Hold modifier action (sticky keys)
This feature came out of a specific use case: one-handed typing with the TAP Strap. When only
one hand is available, pressing Shift + a letter requires two separate taps: one to activate
Shift, one for the letter. The hold_modifier action makes that possible.
What it does
A hold_modifier action keeps a modifier key (Shift, Ctrl, Alt, etc.) held down at
the OS level until a release condition is met. The next key event the OS sees will have that
modifier applied, exactly as if you were physically holding the key.
Three release modes
Different workflows need different release behaviour, so three modes were spec'd and implemented:
- Toggle
- The first tap holds the modifier; any subsequent tap from the user releases it. Good for capitalising a single character.
- Count (n)
- The modifier stays held for exactly n key events, then releases automatically. Useful for capitalising a fixed-length word.
- Timeout (ms)
- The modifier releases after a specified number of milliseconds regardless of what the user does.
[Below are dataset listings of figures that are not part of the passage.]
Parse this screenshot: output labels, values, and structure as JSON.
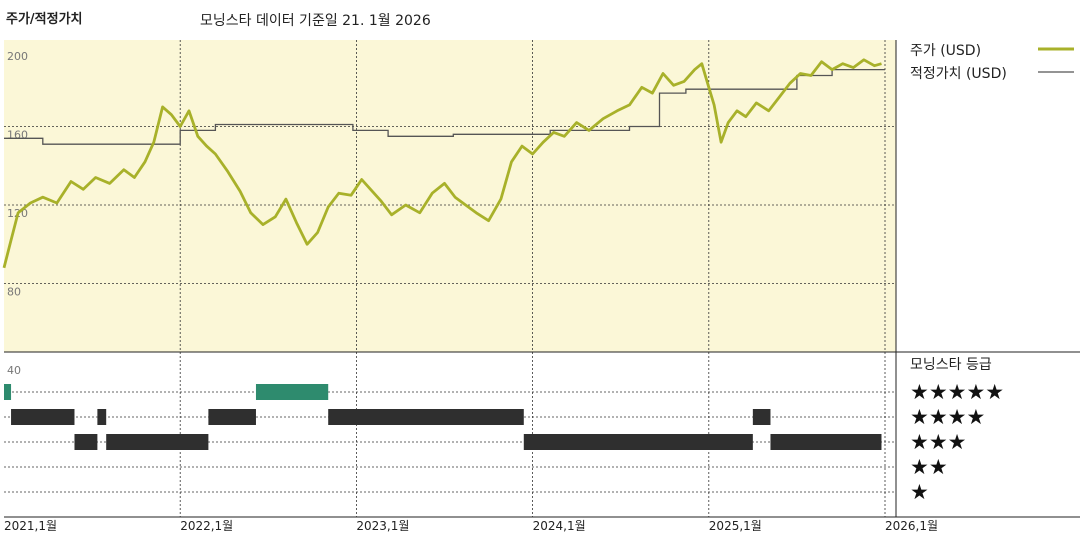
{
  "header": {
    "title": "주가/적정가치",
    "subtitle": "모닝스타 데이터 기준일 21. 1월 2026"
  },
  "legend": {
    "price_label": "주가 (USD)",
    "fair_value_label": "적정가치 (USD)",
    "rating_title": "모닝스타 등급"
  },
  "colors": {
    "price": "#a8b12a",
    "fair_value": "#555555",
    "plot_bg": "#fbf7d7",
    "rating_fill": "#2f2f2f",
    "rating_fill_top": "#2e8b6e"
  },
  "chart_data": {
    "type": "line",
    "y_ticks": [
      "200",
      "160",
      "120",
      "80",
      "40"
    ],
    "ylim": [
      40,
      200
    ],
    "x_ticks": [
      "2021,1월",
      "2022,1월",
      "2023,1월",
      "2024,1월",
      "2025,1월",
      "2026,1월"
    ],
    "x_tick_values": [
      2021.0,
      2022.0,
      2023.0,
      2024.0,
      2025.0,
      2026.0
    ],
    "xlim": [
      2021.0,
      2026.0
    ],
    "grid": true,
    "legend_position": "top-right",
    "series": [
      {
        "name": "주가 (USD)",
        "points": [
          [
            2021.0,
            88
          ],
          [
            2021.04,
            102
          ],
          [
            2021.08,
            116
          ],
          [
            2021.15,
            121
          ],
          [
            2021.22,
            124
          ],
          [
            2021.3,
            121
          ],
          [
            2021.38,
            132
          ],
          [
            2021.45,
            128
          ],
          [
            2021.52,
            134
          ],
          [
            2021.6,
            131
          ],
          [
            2021.68,
            138
          ],
          [
            2021.74,
            134
          ],
          [
            2021.8,
            142
          ],
          [
            2021.85,
            152
          ],
          [
            2021.9,
            170
          ],
          [
            2021.95,
            166
          ],
          [
            2022.0,
            160
          ],
          [
            2022.05,
            168
          ],
          [
            2022.1,
            155
          ],
          [
            2022.15,
            150
          ],
          [
            2022.2,
            146
          ],
          [
            2022.27,
            137
          ],
          [
            2022.34,
            127
          ],
          [
            2022.4,
            116
          ],
          [
            2022.47,
            110
          ],
          [
            2022.54,
            114
          ],
          [
            2022.6,
            123
          ],
          [
            2022.66,
            111
          ],
          [
            2022.72,
            100
          ],
          [
            2022.78,
            106
          ],
          [
            2022.84,
            119
          ],
          [
            2022.9,
            126
          ],
          [
            2022.97,
            125
          ],
          [
            2023.03,
            133
          ],
          [
            2023.08,
            128
          ],
          [
            2023.14,
            122
          ],
          [
            2023.2,
            115
          ],
          [
            2023.28,
            120
          ],
          [
            2023.36,
            116
          ],
          [
            2023.43,
            126
          ],
          [
            2023.5,
            131
          ],
          [
            2023.56,
            124
          ],
          [
            2023.62,
            120
          ],
          [
            2023.68,
            116
          ],
          [
            2023.75,
            112
          ],
          [
            2023.82,
            123
          ],
          [
            2023.88,
            142
          ],
          [
            2023.94,
            150
          ],
          [
            2024.0,
            146
          ],
          [
            2024.06,
            152
          ],
          [
            2024.12,
            157
          ],
          [
            2024.18,
            155
          ],
          [
            2024.25,
            162
          ],
          [
            2024.32,
            158
          ],
          [
            2024.4,
            164
          ],
          [
            2024.48,
            168
          ],
          [
            2024.55,
            171
          ],
          [
            2024.62,
            180
          ],
          [
            2024.68,
            177
          ],
          [
            2024.74,
            187
          ],
          [
            2024.8,
            181
          ],
          [
            2024.86,
            183
          ],
          [
            2024.92,
            189
          ],
          [
            2024.96,
            192
          ],
          [
            2025.0,
            180
          ],
          [
            2025.03,
            171
          ],
          [
            2025.07,
            152
          ],
          [
            2025.11,
            162
          ],
          [
            2025.16,
            168
          ],
          [
            2025.21,
            165
          ],
          [
            2025.27,
            172
          ],
          [
            2025.34,
            168
          ],
          [
            2025.4,
            175
          ],
          [
            2025.46,
            182
          ],
          [
            2025.52,
            187
          ],
          [
            2025.58,
            186
          ],
          [
            2025.64,
            193
          ],
          [
            2025.7,
            189
          ],
          [
            2025.76,
            192
          ],
          [
            2025.82,
            190
          ],
          [
            2025.88,
            194
          ],
          [
            2025.94,
            191
          ],
          [
            2025.98,
            192
          ]
        ]
      },
      {
        "name": "적정가치 (USD)",
        "points": [
          [
            2021.0,
            154
          ],
          [
            2021.22,
            154
          ],
          [
            2021.22,
            151
          ],
          [
            2022.0,
            151
          ],
          [
            2022.0,
            158
          ],
          [
            2022.2,
            158
          ],
          [
            2022.2,
            161
          ],
          [
            2022.98,
            161
          ],
          [
            2022.98,
            158
          ],
          [
            2023.18,
            158
          ],
          [
            2023.18,
            155
          ],
          [
            2023.55,
            155
          ],
          [
            2023.55,
            156
          ],
          [
            2024.1,
            156
          ],
          [
            2024.1,
            158
          ],
          [
            2024.55,
            158
          ],
          [
            2024.55,
            160
          ],
          [
            2024.72,
            160
          ],
          [
            2024.72,
            177
          ],
          [
            2024.87,
            177
          ],
          [
            2024.87,
            179
          ],
          [
            2025.5,
            179
          ],
          [
            2025.5,
            186
          ],
          [
            2025.7,
            186
          ],
          [
            2025.7,
            189
          ],
          [
            2026.0,
            189
          ]
        ]
      }
    ],
    "rating_levels": [
      "★★★★★",
      "★★★★",
      "★★★",
      "★★",
      "★"
    ],
    "ratings": [
      {
        "stars": 5,
        "start": 2021.0,
        "end": 2021.04
      },
      {
        "stars": 4,
        "start": 2021.04,
        "end": 2021.4
      },
      {
        "stars": 3,
        "start": 2021.4,
        "end": 2021.53
      },
      {
        "stars": 4,
        "start": 2021.53,
        "end": 2021.58
      },
      {
        "stars": 3,
        "start": 2021.58,
        "end": 2022.16
      },
      {
        "stars": 4,
        "start": 2022.16,
        "end": 2022.43
      },
      {
        "stars": 5,
        "start": 2022.43,
        "end": 2022.84
      },
      {
        "stars": 4,
        "start": 2022.84,
        "end": 2023.95
      },
      {
        "stars": 3,
        "start": 2023.95,
        "end": 2025.25
      },
      {
        "stars": 4,
        "start": 2025.25,
        "end": 2025.35
      },
      {
        "stars": 3,
        "start": 2025.35,
        "end": 2025.98
      }
    ]
  }
}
Good for press-and-hold style shortcuts.
Validation rules
Several validation rules were added to catch common mistakes at profile load time rather than at runtime:
- A
hold_modifiercannot target the same key as a trigger in the same layer (would create an unresolvable loop) - Count must be ≥ 1
- Timeout must be > 0 ms
- The modifier key must be a recognised modifier (
shift,ctrl,alt,meta)
Test coverage
15 new unit tests cover the happy paths for all three modes plus all validation failure cases. The spec was written and confirmed before any implementation code was written, per project rules.